XLE State Street Energy Select Sector SPDR ETF

Expense Ratio
0.08%
Dividend
2.52%
Previous close
$59.25
Est. 12 months change
-3.44%
Projected Price
$57.21

Profitability Metrics

Return on Equity (ROE)
13.41%
Return on Assets (ROA)
5.45%
Return on Invested Capital (ROIC)
9.11%
Weighted Average Cost of Capital (WACC)
6.37%
ROIC - WACC
2.74%
Updated : 2026-04-04 07:15 ET

Valuation Metrics

P/E Ratio
22.86
Forward P/E
17.20
PEG Ratio
1.79
Debt Current Ratio
1.18

Growth & Cash Flow

Gross Margin
39.25%
Operating Margin
16.38%
FCF Margin
10.42%
TTM Revenue Growth
3.78%
Projected 12M EPS Growth
32.97%

Price Change

Price % from 50 SMA
6.53%
Price % from 200 SMA
25.66%
6 Months
33.99%
1 Year
25.89%
2 Years
22.87%
The above metrics represent weighted averages, calculated using each stock's individual value weighted by its proportion of ETF holdings.

Top 10 Holdings

Stock TickerWeight
XOM23.42%
CVX17.18%
COP7.31%
EOG4.20%
WMB4.18%
SLB4.12%
VLO4.06%
PSX3.90%
MPC3.87%
KMI3.54%

ETF Analysis

Fund Overview

State Street Energy Select Sector SPDR ETF (XLE) currently reports 22 stock positions (subject to change), placing it in the highly focused range by holdings breadth. The top line-up is XOM (23.42%), CVX (17.18%), COP (7.31%), with XOM as the largest single weight at 23.42%. Together, the top three holdings account for 47.91%, which implies that short-term performance can be meaningfully influenced by a narrow set of large constituents. The weight distribution suggests a portfolio designed to capture thematic upside while avoiding excessive dependence on any single name outside the largest positions.

Profitability & Capital Efficiency

Assessing the quality of returns on invested capital, ROIC is 9.11%, WACC is 6.37%, and the economic spread is 2.74%. On balance, the economic spread is thin but positive — the portfolio's businesses are clearing the hurdle, though without significant headroom. Supporting metrics show ROE at 13.41% and ROA at 5.45%, a combination that helps frame whether profitability strength is broad enough to hold through different market conditions. Taken together, the return profile suggests a portfolio that is value-creative but with less room for execution slippage.

Valuation

The market currently prices the portfolio at trailing P/E of 22.86, forward P/E of 17.20, PEG of 1.79. The trailing and forward multiples diverge by a moderate amount, consistent with a market that sees improving earnings but is not extrapolating an aggressive growth path. The PEG ratio is consistent with a portfolio that is reasonably valued on a growth basis — not cheap, but not obviously expensive either.
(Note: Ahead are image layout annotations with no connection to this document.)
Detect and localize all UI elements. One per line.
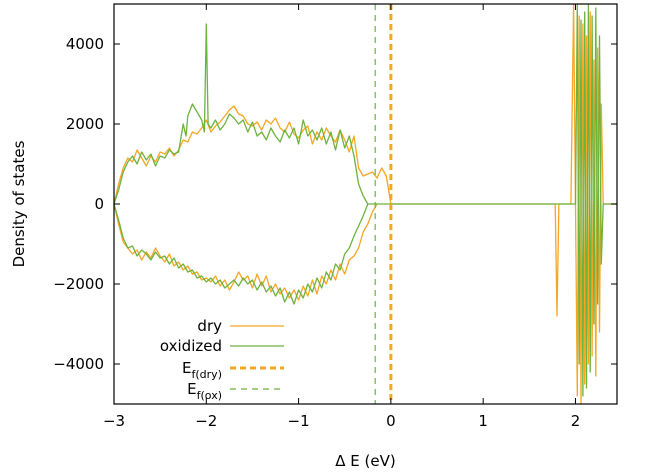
x-tick-label: 0 [386,412,396,430]
series-dry-down-line [114,203,378,301]
y-tick-label: 2000 [66,115,104,133]
legend-label-sub: f(ox) [197,389,222,402]
legend-label-main: E [187,380,196,398]
legend-label-main: E [182,359,191,377]
x-axis-label: Δ E (eV) [335,452,395,470]
y-tick-label: −4000 [53,355,104,373]
legend-label-sub: f(dry) [192,368,222,381]
x-tick-label: −1 [288,412,310,430]
x-tick-label: 1 [478,412,488,430]
legend: dry oxidized Ef(dry)Ef(ox) [160,317,284,402]
x-tick-label: −3 [103,412,125,430]
tick-layer: −3 −2 −1 0 1 2 −4000 −2000 0 2000 4000 [53,4,617,430]
y-tick-label: −2000 [53,275,104,293]
y-axis-label: Density of states [10,140,28,267]
series-oxidized-down-line [114,203,369,305]
series-oxidized-up-line [114,4,617,397]
legend-label-2: Ef(dry) [182,359,222,381]
legend-label-0: dry [197,317,222,335]
y-tick-label: 0 [94,195,104,213]
x-tick-label: −2 [195,412,217,430]
fermi-lines-layer [374,4,393,404]
legend-label-3: Ef(ox) [187,380,222,402]
series-layer [114,4,617,404]
legend-label-1: oxidized [160,337,222,355]
y-tick-label: 4000 [66,35,104,53]
x-tick-label: 2 [571,412,581,430]
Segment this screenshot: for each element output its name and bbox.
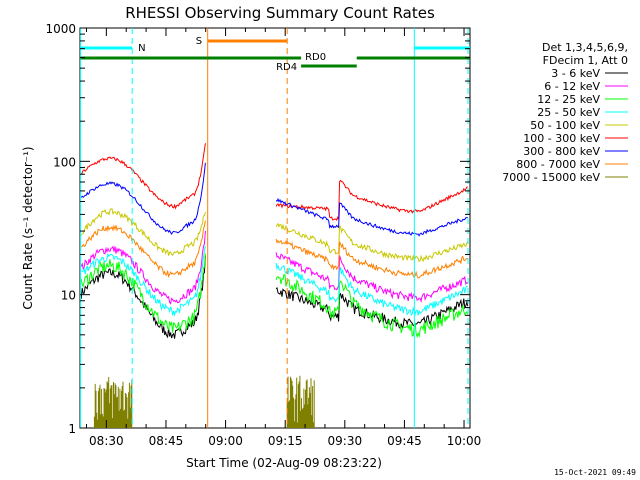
y-axis-label: Count Rate (s⁻¹ detector⁻¹) <box>21 146 35 309</box>
legend-label-7: 300 - 800 keV <box>523 145 600 158</box>
series-line-7-seg2 <box>275 197 468 237</box>
x-tick-label: 08:45 <box>149 434 184 448</box>
legend-label-8: 800 - 7000 keV <box>516 158 600 171</box>
y-tick-label: 10 <box>61 289 76 303</box>
series-line-5-seg2 <box>275 222 469 263</box>
x-tick-label: 09:00 <box>208 434 243 448</box>
timestamp: 15-Oct-2021 09:49 <box>554 468 636 477</box>
series-line-3-seg1 <box>80 253 206 333</box>
series-line-9-block2 <box>286 375 315 428</box>
series-line-1-seg2 <box>275 287 469 329</box>
y-axis: 1 10 100 1000 <box>45 22 470 436</box>
x-tick-label: 10:00 <box>447 434 482 448</box>
x-tick-label: 08:30 <box>89 434 124 448</box>
legend-header-1: Det 1,3,4,5,6,9, <box>542 41 628 54</box>
night-label: N <box>138 43 145 54</box>
series-line-4-seg1 <box>80 245 206 317</box>
x-tick-label: 09:15 <box>268 434 303 448</box>
legend-header-2: FDecim 1, Att 0 <box>543 54 628 67</box>
series-line-3-seg2 <box>275 273 469 339</box>
series-line-8-seg1 <box>80 220 206 279</box>
legend-label-6: 100 - 300 keV <box>523 132 600 145</box>
x-tick-label: 09:45 <box>387 434 422 448</box>
x-axis-label: Start Time (02-Aug-09 08:23:22) <box>186 456 382 470</box>
legend-label-2: 6 - 12 keV <box>544 80 600 93</box>
series-line-4-seg2 <box>275 262 468 316</box>
saa-label: S <box>196 36 202 47</box>
series-line-6-seg1 <box>80 143 206 210</box>
legend-label-5: 50 - 100 keV <box>530 119 600 132</box>
y-tick-label: 100 <box>53 155 76 169</box>
y-tick-label: 1000 <box>45 22 76 36</box>
annotation-layer: N S RD0 RD4 <box>80 28 470 428</box>
series-line-8-seg2 <box>275 238 468 279</box>
legend-label-3: 12 - 25 keV <box>537 93 600 106</box>
legend-label-4: 25 - 50 keV <box>537 106 600 119</box>
plot-frame <box>79 27 471 429</box>
chart-title: RHESSI Observing Summary Count Rates <box>125 4 435 22</box>
series-line-9-block1 <box>93 377 133 428</box>
series-layer <box>80 143 469 428</box>
legend-label-9: 7000 - 15000 keV <box>502 171 600 184</box>
legend: Det 1,3,4,5,6,9, FDecim 1, Att 0 3 - 6 k… <box>502 41 628 184</box>
series-line-2-seg1 <box>80 230 206 305</box>
series-line-5-seg1 <box>80 208 206 257</box>
series-line-7-seg1 <box>80 162 206 235</box>
x-axis: 08:30 08:45 09:00 09:15 09:30 09:45 10:00 <box>85 28 482 448</box>
series-line-2-seg2 <box>275 252 469 303</box>
decimation-label-rd0: RD0 <box>305 52 326 63</box>
x-tick-label: 09:30 <box>328 434 363 448</box>
decimation-label-rd4: RD4 <box>276 62 297 73</box>
series-line-6-seg2 <box>275 179 468 222</box>
legend-label-1: 3 - 6 keV <box>551 67 600 80</box>
y-tick-label: 1 <box>68 422 76 436</box>
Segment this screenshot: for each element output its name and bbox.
The current ratio of 1.18 is below average, suggesting some holdings may face tighter short-term financial conditions. Valuation and liquidity together frame a portfolio where the price paid today is a reasonable bet on earnings delivery — but not a margin-of-safety purchase at current levels.

Margins & Cash Generation

Looking at margins from gross to free cash flow, gross margin sits at 39.25%, operating margin at 16.38%, and free cash flow margin at 10.42%. The gross margin reading is middling — acceptable, but leaving less room for error at the production level. At this level, operating margins reflect businesses that are scaling with discipline without dramatic cost pressure. The portfolio's cash conversion is middle-of-the-road — sufficient for operational needs, but leaving limited surplus for discretionary allocation. Together, these margins describe a portfolio where business quality varies — and where macro or sector headwinds could disproportionately impact the weaker-margin holdings.

Growth & Forward Outlook

Projected 12-month EPS growth of 33.0% adds a powerful forward signal — analyst consensus expects earnings to accelerate materially, which, if delivered, could make current multiples look increasingly modest. Zooming out from the valuation discussion, TTM revenue growth of 3.78% indicating muted but still positive top-line momentum across the portfolio, while the estimated 12-month price change of -3.47%, where the target profile indicates a negative expected price trajectory. Anchoring to reported revenues provides discipline; analyst price targets add context about how the market currently values that operating reality. The path to realizing analyst-implied returns runs through revenue execution, margin stability, and a macro environment that doesn't undermine either. The estimated 12-month price change is a weighted composite of analyst price target estimates adjusted by each holding's ETF weight, sourced from publicly available data, and should not be interpreted as a reliable prediction of future performance.

Conclusion

Hold

The fundamental picture is not broken, but neither is it clearly compelling — a hold posture reflects the absence of an obvious catalyst for re-rating in either direction.

The views expressed above are derived from quantitative data only and should not be relied upon as financial advice. Investment decisions should be based on your own research and risk tolerance.